DeepMind and EMBL Release Extensive, Open Database of Predicted Protein Structures

DeepMind and EMBL Release Extensive, Open Database of Predicted Protein Structures
Credit: Karen Arnott, EMBL-EBI

DeepMind, a Google AI offshoot, today announced the public launch of the “most complete and accurate database” yet of predicted protein structures.

The AlphaFold Protein Structure Database was created in collaboration with the European Molecular Biology Laboratory (EMBL). It covers around 20,000 proteins expressed by the human genome and is openly available to the scientific community. In addition, it launches with approximately 350,000 structures from 20 biologically-significant organisms such as E. coli bacteria, the fruit fly Drosophila, mice, zebrafish, the malaria parasite and tuberculosis bacteria.

Today, researchers involved with the project published a paper in Nature that provides the fullest picture of proteins that make up the human proteome. The paper’s lead author is Kathryn Tunyasuvunakool, a senior scientist at DeepMind, and the senior author is Demis Hassabis, DeepMind’s founder and CEO.

“DeepMind’s release of the AlphaFold Protein Structure Database with EMBL, Europe’s flagship organization for molecular biology, is a great leap for biological innovation that demonstrates the impact of interdisciplinary collaboration for scientific progress. With this resource freely and openly available, the scientific community will be able to draw on collective knowledge to accelerate discovery, ushering in a new era for AI-enabled biology,” said Paul Nurse, Nobel Laureate for Physiology or Medicine 2001, director of the Francis Crick Institute, and Chair of the EMBL Science Advisory Committee.

In December 2020, the Critical Assessment of protein Structure Prediction (CASP) crowned DeepMind as the benchmark solution to the 50-year-old grand challenge of protein structure prediction. “This will change medicine. It will change research. It will change bioengineering. It will change everything,” said Andrei Lupas, an evolutionary biologist at the Max Planck Institute for Developmental Biology in Tübingen, Germany, who was one of the experts that assessed the performance of different teams in the CASP challenge.

The AlphaFold Protein Structure Database more than doubles the number of high-accuracy human protein structures available to researchers.

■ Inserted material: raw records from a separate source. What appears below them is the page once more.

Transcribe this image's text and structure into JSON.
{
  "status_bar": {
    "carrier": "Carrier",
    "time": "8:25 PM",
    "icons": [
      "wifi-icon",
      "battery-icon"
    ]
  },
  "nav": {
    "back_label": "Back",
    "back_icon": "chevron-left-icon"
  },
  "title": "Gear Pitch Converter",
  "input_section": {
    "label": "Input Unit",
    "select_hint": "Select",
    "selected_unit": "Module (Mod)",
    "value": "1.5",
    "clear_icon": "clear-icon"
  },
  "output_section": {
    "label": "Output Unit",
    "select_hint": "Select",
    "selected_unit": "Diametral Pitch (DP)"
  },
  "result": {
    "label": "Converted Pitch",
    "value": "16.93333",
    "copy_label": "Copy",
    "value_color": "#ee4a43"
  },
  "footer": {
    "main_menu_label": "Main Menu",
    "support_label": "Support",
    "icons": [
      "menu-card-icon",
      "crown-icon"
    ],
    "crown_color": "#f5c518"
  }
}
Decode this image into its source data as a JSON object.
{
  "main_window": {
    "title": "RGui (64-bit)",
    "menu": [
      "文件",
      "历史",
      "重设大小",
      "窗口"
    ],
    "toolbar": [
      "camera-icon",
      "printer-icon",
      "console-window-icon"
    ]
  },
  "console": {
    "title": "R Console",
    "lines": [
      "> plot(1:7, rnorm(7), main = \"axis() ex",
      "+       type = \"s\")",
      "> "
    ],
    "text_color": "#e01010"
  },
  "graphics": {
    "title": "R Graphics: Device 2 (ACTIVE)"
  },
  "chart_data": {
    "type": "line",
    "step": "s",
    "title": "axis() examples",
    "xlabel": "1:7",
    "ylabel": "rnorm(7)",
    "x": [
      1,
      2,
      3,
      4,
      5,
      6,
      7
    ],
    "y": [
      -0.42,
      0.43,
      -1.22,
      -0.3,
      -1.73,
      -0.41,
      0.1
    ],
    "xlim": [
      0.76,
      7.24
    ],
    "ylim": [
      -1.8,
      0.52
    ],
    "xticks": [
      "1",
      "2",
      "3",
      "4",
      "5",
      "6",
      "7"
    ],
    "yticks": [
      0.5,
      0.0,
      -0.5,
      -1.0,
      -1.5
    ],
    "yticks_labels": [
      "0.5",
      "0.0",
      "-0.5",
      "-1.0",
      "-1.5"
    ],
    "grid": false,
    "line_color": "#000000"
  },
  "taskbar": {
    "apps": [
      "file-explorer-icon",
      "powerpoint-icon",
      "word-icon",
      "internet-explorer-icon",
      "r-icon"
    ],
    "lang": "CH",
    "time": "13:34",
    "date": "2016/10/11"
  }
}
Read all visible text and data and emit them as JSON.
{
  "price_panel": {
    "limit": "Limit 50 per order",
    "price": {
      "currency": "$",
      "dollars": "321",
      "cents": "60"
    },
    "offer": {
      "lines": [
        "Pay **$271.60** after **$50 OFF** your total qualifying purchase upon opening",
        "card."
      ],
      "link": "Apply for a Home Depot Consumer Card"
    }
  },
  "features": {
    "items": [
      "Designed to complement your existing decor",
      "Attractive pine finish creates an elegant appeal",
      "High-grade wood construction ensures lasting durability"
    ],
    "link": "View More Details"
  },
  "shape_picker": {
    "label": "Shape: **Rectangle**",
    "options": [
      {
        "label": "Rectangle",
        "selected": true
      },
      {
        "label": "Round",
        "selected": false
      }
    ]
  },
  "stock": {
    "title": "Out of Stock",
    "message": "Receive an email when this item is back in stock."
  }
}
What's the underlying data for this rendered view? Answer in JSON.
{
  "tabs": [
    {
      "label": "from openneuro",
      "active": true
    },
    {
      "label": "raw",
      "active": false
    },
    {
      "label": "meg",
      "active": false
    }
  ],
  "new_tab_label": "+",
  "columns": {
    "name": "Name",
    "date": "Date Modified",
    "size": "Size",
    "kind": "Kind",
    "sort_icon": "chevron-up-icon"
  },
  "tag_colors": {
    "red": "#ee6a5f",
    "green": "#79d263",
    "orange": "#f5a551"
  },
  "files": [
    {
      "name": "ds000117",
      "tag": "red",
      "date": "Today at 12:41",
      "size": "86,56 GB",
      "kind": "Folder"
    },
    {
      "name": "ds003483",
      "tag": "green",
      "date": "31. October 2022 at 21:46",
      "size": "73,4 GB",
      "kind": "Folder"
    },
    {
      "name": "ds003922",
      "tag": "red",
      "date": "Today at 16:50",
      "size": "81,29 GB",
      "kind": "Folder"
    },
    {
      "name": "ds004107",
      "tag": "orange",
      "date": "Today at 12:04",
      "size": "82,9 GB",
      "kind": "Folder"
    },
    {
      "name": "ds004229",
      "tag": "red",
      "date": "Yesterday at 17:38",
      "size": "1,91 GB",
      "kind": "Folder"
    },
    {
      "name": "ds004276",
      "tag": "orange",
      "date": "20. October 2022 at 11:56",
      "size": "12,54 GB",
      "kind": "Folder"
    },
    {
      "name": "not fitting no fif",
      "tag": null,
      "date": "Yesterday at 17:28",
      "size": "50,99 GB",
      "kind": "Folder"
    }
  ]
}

The ability to predict a protein’s shape computationally from its amino acid sequence – rather than determining it experimentally through years of laborious and often costly techniques – is already helping scientists to achieve in months what previously took years.

“AlphaFold’s predictions have helped accelerate our research into antibiotic resistance by finally solving experimental data that we’ve been stuck on for more than 10 years. The predictions were so accurate and precise that I initially thought I might have done something wrong with the setup!” says professor Marcelo Sousa, department of biochemistry, University of Colorado Boulder, one of the partners already using the database.

“The AlphaFold database is a perfect example of the virtuous circle of open science,” said EMBL Director General Edith Heard. “AlphaFold was trained using data from public resources built by the scientific community so it makes sense for its predictions to be public. Sharing AlphaFold predictions openly and freely will empower researchers everywhere to gain new insights and drive discovery.”

AlphaFold is already being used by partners such as the Drugs for Neglected Diseases Initiative (DNDi), the Centre for Enzyme Innovation (CEI), University of Colorado Boulder, and University of California San Francisco, which has used the database to study SARS-CoV-2 biology.

“This will be one of the most important datasets since the mapping of the Human Genome,” said EMBL Deputy Director General, and EMBL-EBI Director Ewan Birney. “Making AlphaFold predictions accessible to the international scientific community opens up so many new research avenues, from neglected diseases to new enzymes for biotechnology and everything in between. This is a great new scientific tool, which complements existing technologies, and will allow us to push the boundaries of our understanding of the world.”

The database and system will be periodically updated and the team plans to vastly expand the coverage to almost every sequenced protein known to science – over 100 million structures covering most of the UniProt reference database.

The methodology behind AlphaFold is reported in last week’s Nature. The open-source code to AlphaFold is also available for interested parties. The structures, as noted, are available at EMBL-EBI’s searchable database, which is open and free to all.